After writing the compress program, the uncompress program is almost trivial:

class sdecomp
{
  const string inputFilename = "outfile.zzz";
  const string outputFilename = "decomp.txt";

  const int bufferSize = 64 * 1024;
  static void Main(string[] args)
  {
    DateTime startTime = DateTime.Now;
    using (Stream strmIn = File.OpenRead(inputFilename))
    {
      using (BinaryReader reader = new BinaryReader(strmIn))
      {
        using (Stream strmOut = File.Create(outputFilename))
        {
          byte[] outputBuffer = new byte[bufferSize];
          byte[] inputBuffer = new byte[bufferSize];
          using (MemoryStream ms = new MemoryStream(inputBuffer, false))
          {
            int compressedSize = 0;
            while ((compressedSize = ReadInput(inputBuffer, reader)) != 0)
            {
              ms.Position = 0;
              int uncompressedSize = Uncompress(ms, outputBuffer);
              Write(outputBuffer, uncompressedSize, strmOut);
            }
          }
        }
      }
    }
    TimeSpan totalElapsed = DateTime.Now - startTime;
    Console.WriteLine("Completed in {0:N4} seconds", totalElapsed.TotalSeconds);
    Console.Write("Press Enter:");
    Console.ReadLine();
  }

  // Read the next block into the buffer.
  // Returns the size of the compressed block.
  private static int ReadInput(byte[] buff, BinaryReader reader)
  {
    DateTime startTime = DateTime.Now;
    int compressedSize = reader.ReadInt32();
    reader.Read(buff, 0, compressedSize);
    Console.WriteLine("Read {0:N0} bytes: {1:N0} ms", 
      compressedSize, (DateTime.Now - startTime).TotalMilliseconds);
    return compressedSize;
  }

  // Uncompress nBytes from the passed stream to outputBuffer
  // Returns the number of uncompressed bytes written to the output buffer
  private static int Uncompress(Stream s, byte[] outputBuffer)
  {
    DateTime startTime = DateTime.Now;
    int uncompressedSize;
    using (DeflateStream ds = new DeflateStream(s, CompressionMode.Decompress, true))
    {
      uncompressedSize = ds.Read(outputBuffer, 0, outputBuffer.Length);
    }
    Console.WriteLine("Uncompress {0:N0} bytes: {1:N0} ms", uncompressedSize, 
      (DateTime.Now - startTime).TotalMilliseconds);
    return uncompressedSize;
  }

  // Write nBytes from buff to the stream.
  private static void Write(byte[] buff, int nBytes, Stream strmOut)
  {
    DateTime startTime = DateTime.Now;
    strmOut.Write(buff, 0, nBytes);
    Console.WriteLine("Write {0:N0} bytes: {1:N0} ms", nBytes,
      (DateTime.Now - startTime).TotalMilliseconds);
  }
}

You should run that program against the output from the compression program, and compare the uncompressed output with the original input. If the files aren't identical, then something's wrong with one or both of the programs.
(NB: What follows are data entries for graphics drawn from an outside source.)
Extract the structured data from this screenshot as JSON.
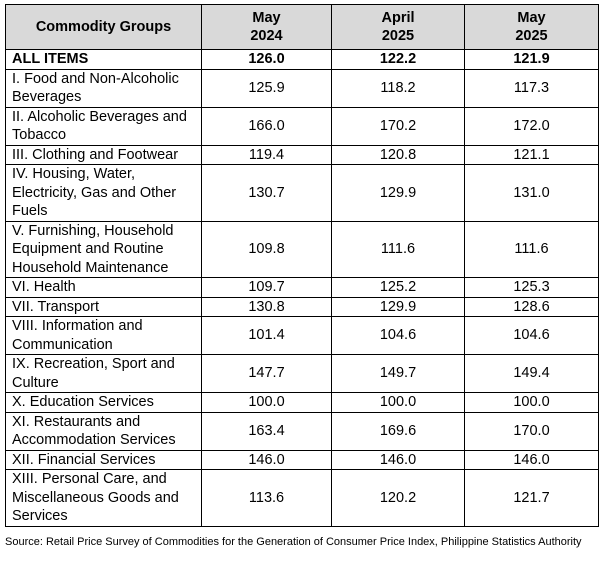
{
  "table": {
    "headers": {
      "group": "Commodity Groups",
      "col1_line1": "May",
      "col1_line2": "2024",
      "col2_line1": "April",
      "col2_line2": "2025",
      "col3_line1": "May",
      "col3_line2": "2025"
    },
    "rows": [
      {
        "group": "ALL ITEMS",
        "may2024": "126.0",
        "apr2025": "122.2",
        "may2025": "121.9"
      },
      {
        "group": "I. Food and Non-Alcoholic Beverages",
        "may2024": "125.9",
        "apr2025": "118.2",
        "may2025": "117.3"
      },
      {
        "group": "II. Alcoholic Beverages and Tobacco",
        "may2024": "166.0",
        "apr2025": "170.2",
        "may2025": "172.0"
      },
      {
        "group": "III. Clothing and Footwear",
        "may2024": "119.4",
        "apr2025": "120.8",
        "may2025": "121.1"
      },
      {
        "group": "IV. Housing, Water, Electricity, Gas and Other Fuels",
        "may2024": "130.7",
        "apr2025": "129.9",
        "may2025": "131.0"
      },
      {
        "group": "V. Furnishing, Household Equipment and Routine Household Maintenance",
        "may2024": "109.8",
        "apr2025": "111.6",
        "may2025": "111.6"
      },
      {
        "group": "VI. Health",
        "may2024": "109.7",
        "apr2025": "125.2",
        "may2025": "125.3"
      },
      {
        "group": "VII. Transport",
        "may2024": "130.8",
        "apr2025": "129.9",
        "may2025": "128.6"
      },
      {
        "group": "VIII. Information and Communication",
        "may2024": "101.4",
        "apr2025": "104.6",
        "may2025": "104.6"
      },
      {
        "group": "IX. Recreation, Sport and Culture",
        "may2024": "147.7",
        "apr2025": "149.7",
        "may2025": "149.4"
      },
      {
        "group": "X. Education Services",
        "may2024": "100.0",
        "apr2025": "100.0",
        "may2025": "100.0"
      },
      {
        "group": "XI. Restaurants and Accommodation Services",
        "may2024": "163.4",
        "apr2025": "169.6",
        "may2025": "170.0"
      },
      {
        "group": "XII. Financial Services",
        "may2024": "146.0",
        "apr2025": "146.0",
        "may2025": "146.0"
      },
      {
        "group": "XIII. Personal Care, and Miscellaneous Goods and Services",
        "may2024": "113.6",
        "apr2025": "120.2",
        "may2025": "121.7"
      }
    ]
  },
  "source_note": "Source: Retail Price Survey of Commodities for the Generation of Consumer Price Index, Philippine Statistics Authority",
  "colors": {
    "header_background": "#d9d9d9",
    "border": "#000000",
    "text": "#000000"
  }
}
Once I confirmed that both programs worked as expected, I increased the buffer size from 64 kilobytes to 64 megabytes, which is a more reasonable chunk size when working with multi-gigabyte files. 64 megabytes is large enough that it doesn't require too many blocks (16 per gigabyte), but small enough that a single block can be read from the disk very quickly. In addition, the compressor (DeflateStream) can compress a 64-megabyte block in just a few seconds. It's a very convenient size.

These simple large file compressor and uncompressor programs are surprisingly useful. They lack some niceties like error detection and correction, and they don't have any kind of "archive" capability like the Zip format does, but I've found them very useful for compressing our large XML log files that we have to hang on to for a while.